This article in Computerworld featuring a tour of the predictive analytics behind the Proactive in iOS9 (the Siri AI improvements) does two things at once: it points at some pretty useful features and also showcases how little "AI" a program really needs if it has high enough fidelity on the data collected. For instance, how hard is it to use your personal mail repository to grep for the telephone numbers of incoming calls? Or "predict" what you might need given a repeating calendar activity (gym/office/home)?
Of course all of these activities and more will benefit from machine learning eventually but we are so early in the development of personal agents that simple heuristics will carry the day for a long time still.

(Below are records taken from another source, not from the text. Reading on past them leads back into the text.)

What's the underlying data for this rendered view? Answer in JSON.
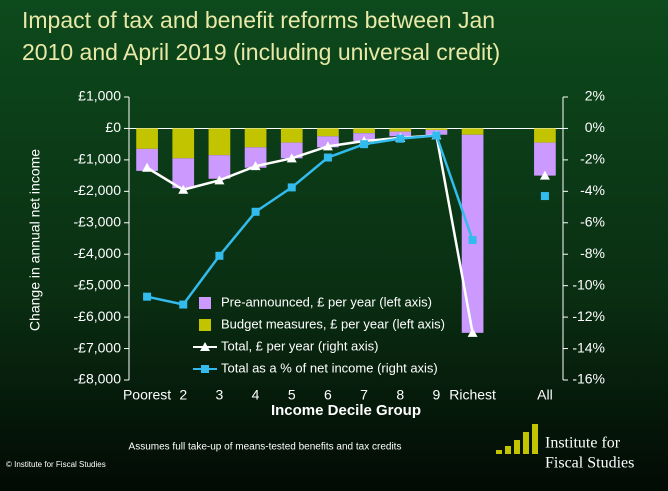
{
  "chart_data": {
    "type": "bar",
    "title": [
      "Impact of tax and benefit reforms between Jan",
      "2010 and April 2019 (including universal credit)"
    ],
    "y_label": "Change in annual net income",
    "x_label": "Income Decile Group",
    "note": "Assumes full take-up of means-tested benefits and tax credits",
    "copyright": "© Institute for Fiscal Studies",
    "logo": [
      "Institute for",
      "Fiscal Studies"
    ],
    "categories": [
      "Poorest",
      "2",
      "3",
      "4",
      "5",
      "6",
      "7",
      "8",
      "9",
      "Richest",
      null,
      "All"
    ],
    "series": [
      {
        "name": "Pre-announced, £ per year (left axis)",
        "type": "bar",
        "color": "#cc99ff",
        "values": [
          -700,
          -950,
          -750,
          -650,
          -500,
          -350,
          -250,
          -150,
          -150,
          -6300,
          null,
          -1050
        ]
      },
      {
        "name": "Budget measures, £ per year (left axis)",
        "type": "bar",
        "color": "#c2c400",
        "values": [
          -650,
          -950,
          -850,
          -600,
          -450,
          -250,
          -150,
          -100,
          -50,
          -200,
          null,
          -450
        ]
      },
      {
        "name": "Total, £ per year (right axis)",
        "type": "line",
        "marker": "triangle",
        "color": "#ffffff",
        "values": [
          -1250,
          -1950,
          -1650,
          -1200,
          -950,
          -570,
          -400,
          -300,
          -220,
          -6500,
          null,
          -1500
        ]
      },
      {
        "name": "Total as a % of net income (right axis)",
        "type": "line",
        "marker": "square",
        "color": "#33bbee",
        "axis": "y2",
        "values": [
          -10.7,
          -11.2,
          -8.1,
          -5.3,
          -3.75,
          -1.85,
          -1.0,
          -0.65,
          -0.45,
          -7.1,
          null,
          -4.3
        ]
      }
    ],
    "ylim": [
      -8000,
      1000
    ],
    "yticks": [
      {
        "value": 1000,
        "label": "£1,000"
      },
      {
        "value": 0,
        "label": "£0"
      },
      {
        "value": -1000,
        "label": "-£1,000"
      },
      {
        "value": -2000,
        "label": "-£2,000"
      },
      {
        "value": -3000,
        "label": "-£3,000"
      },
      {
        "value": -4000,
        "label": "-£4,000"
      },
      {
        "value": -5000,
        "label": "-£5,000"
      },
      {
        "value": -6000,
        "label": "-£6,000"
      },
      {
        "value": -7000,
        "label": "-£7,000"
      },
      {
        "value": -8000,
        "label": "-£8,000"
      }
    ],
    "y2lim": [
      -16,
      2
    ],
    "y2ticks": [
      {
        "value": 2,
        "label": "2%"
      },
      {
        "value": 0,
        "label": "0%"
      },
      {
        "value": -2,
        "label": "-2%"
      },
      {
        "value": -4,
        "label": "-4%"
      },
      {
        "value": -6,
        "label": "-6%"
      },
      {
        "value": -8,
        "label": "-8%"
      },
      {
        "value": -10,
        "label": "-10%"
      },
      {
        "value": -12,
        "label": "-12%"
      },
      {
        "value": -14,
        "label": "-14%"
      },
      {
        "value": -16,
        "label": "-16%"
      }
    ],
    "grid": false
  }
}
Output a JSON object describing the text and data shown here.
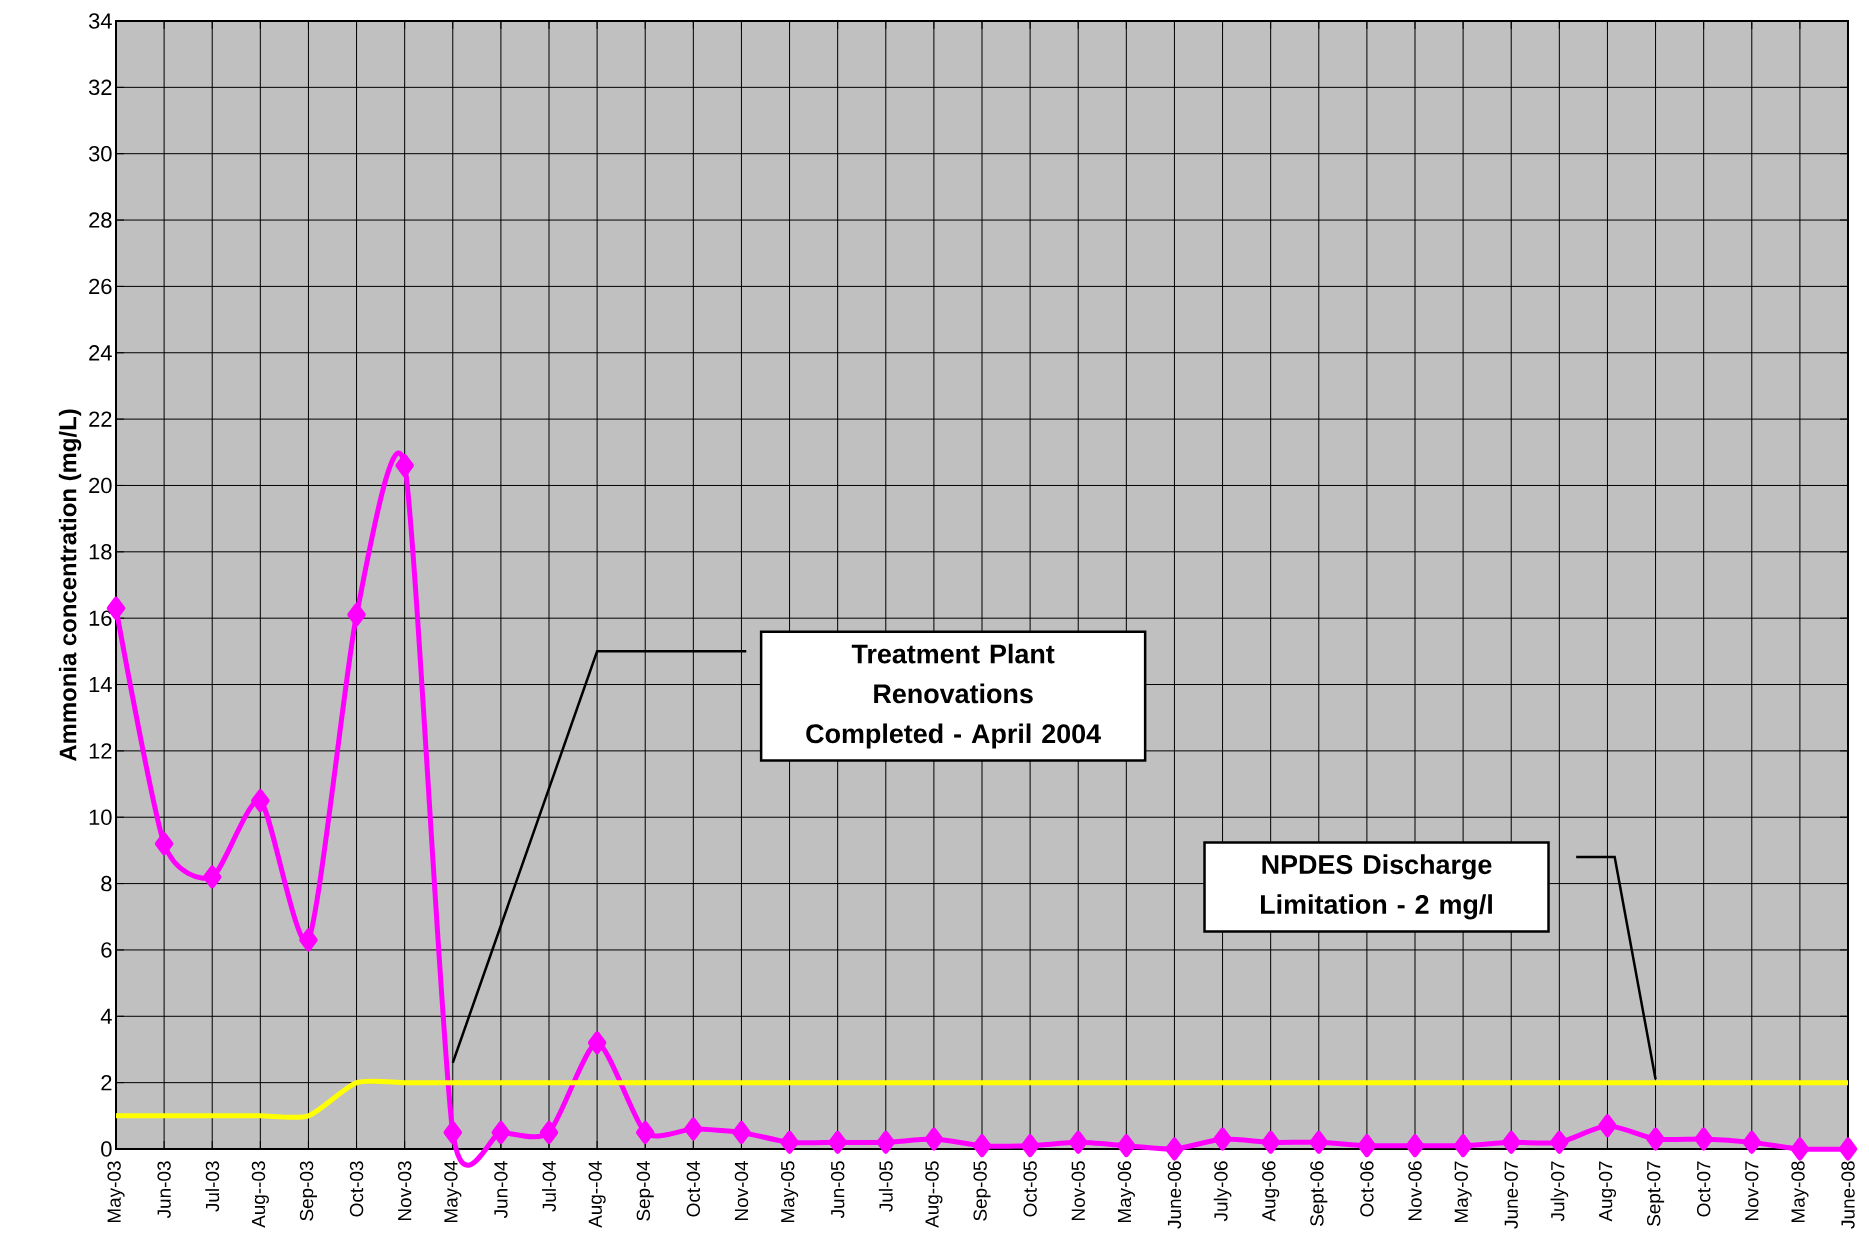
{
  "chart_data": {
    "type": "line",
    "ylabel": "Ammonia concentration (mg/L)",
    "categories": [
      "May-03",
      "Jun-03",
      "Jul-03",
      "Aug--03",
      "Sep-03",
      "Oct-03",
      "Nov-03",
      "May-04",
      "Jun-04",
      "Jul-04",
      "Aug--04",
      "Sep-04",
      "Oct-04",
      "Nov-04",
      "May-05",
      "Jun-05",
      "Jul-05",
      "Aug--05",
      "Sep-05",
      "Oct-05",
      "Nov-05",
      "May-06",
      "June-06",
      "July-06",
      "Aug-06",
      "Sept-06",
      "Oct-06",
      "Nov-06",
      "May-07",
      "June-07",
      "July-07",
      "Aug-07",
      "Sept-07",
      "Oct-07",
      "Nov-07",
      "May-08",
      "June-08"
    ],
    "series": [
      {
        "color": "#ff00ff",
        "marker": "diamond",
        "values": [
          16.3,
          9.2,
          8.2,
          10.5,
          6.3,
          16.1,
          20.6,
          0.5,
          0.5,
          0.5,
          3.2,
          0.5,
          0.6,
          0.5,
          0.2,
          0.2,
          0.2,
          0.3,
          0.1,
          0.1,
          0.2,
          0.1,
          0.0,
          0.3,
          0.2,
          0.2,
          0.1,
          0.1,
          0.1,
          0.2,
          0.2,
          0.7,
          0.3,
          0.3,
          0.2,
          0.0,
          0.0
        ]
      },
      {
        "color": "#ffff00",
        "marker": "none",
        "values": [
          1,
          1,
          1,
          1,
          1,
          2,
          2,
          2,
          2,
          2,
          2,
          2,
          2,
          2,
          2,
          2,
          2,
          2,
          2,
          2,
          2,
          2,
          2,
          2,
          2,
          2,
          2,
          2,
          2,
          2,
          2,
          2,
          2,
          2,
          2,
          2,
          2
        ]
      }
    ],
    "ylim": [
      0,
      34
    ],
    "yticks": [
      0,
      2,
      4,
      6,
      8,
      10,
      12,
      14,
      16,
      18,
      20,
      22,
      24,
      26,
      28,
      30,
      32,
      34
    ],
    "grid": true,
    "annotations": [
      "Treatment Plant Renovations Completed - April 2004",
      "NPDES Discharge Limitation - 2 mg/l"
    ]
  }
}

Which brings me the ultimate fallacy of "big data" as justification for the predominant consumer Internet business model. Companies like Google and Facebook rationalize the collection of vast amounts of personal data in the name of user experience, arguing that the more data they have, the better the experience gets. And while this is true for some domains (speech recognition for instance), there are many more areas, it is not true for many others— or at least won't be until we are far into strip mining the tricks coming in iOS9.
Tim Wu's recent New Yorker piece arguing that Facebook should pay users for the right to collect their data may point to a growing sensitivity on the part of mainstream users. So hopefully others will unpack the big data fallacy when it comes to "improvements" by asking: yeah, but improvements for whom?